Outra regra é a da sensibilidade ao que chamo de ecologia da ação. O que significa essa expressão? Significa que, quando uma ação começa, ela entra no mundo e sofre influências do meio - seja social, seja político ou natural. Finalmente, essa ação escapa do controle de seu autor, e é possível que tome uma direção que não era a desejada, e pode surtir um efeito contrário ao que originalmente se intentava. Foi o que ocorreu quando se decidiu fazer uma intervenção militar no Iraque a fim de reduzir o terrorismo. O resultado foi o crescimento do terrorismo justamente como conseqüência dessa ação. E esse não é um caso isolado.

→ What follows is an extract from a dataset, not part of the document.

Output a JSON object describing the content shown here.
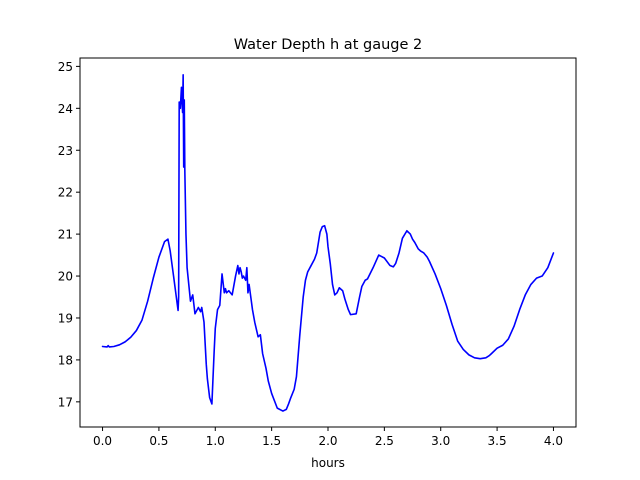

Muitas vezes, na política se tomam decisões que no início parecem ir em uma direção, mas depois se voltam na direção contrária. Adolf Hitler estava certo de que conquistaria a União Soviética. Ele conseguiu, é certo, mas até o momento em que encontrou uma resistência que acabou provocando sua queda. Sempre temos casos parecidos na história. A própria Revolução Soviética. O levante tinha o objetivo de liquidar o domínio do capitalismo e da burguesia. No entanto, não somente criou uma sociedade muito desigual, como também fez com que a classe operária, em vez de ser liberada e obter o mínimo de direitos, visse, em 1989/90, o capitalismo voltar ainda mais selvagem e mais forte do que antes. Trata-se de algo muito importante no que pensar. Porque, quando adotamos uma causa, um partido político ou uma idéia, devemos ver se em algum determinado momento, pelo princípio da ecologia da ação, o sentido daquilo que nós fizemos vai continuar no caminho desejado ou se vai fugir do controle e provocar um efeito contrário ao que queríamos.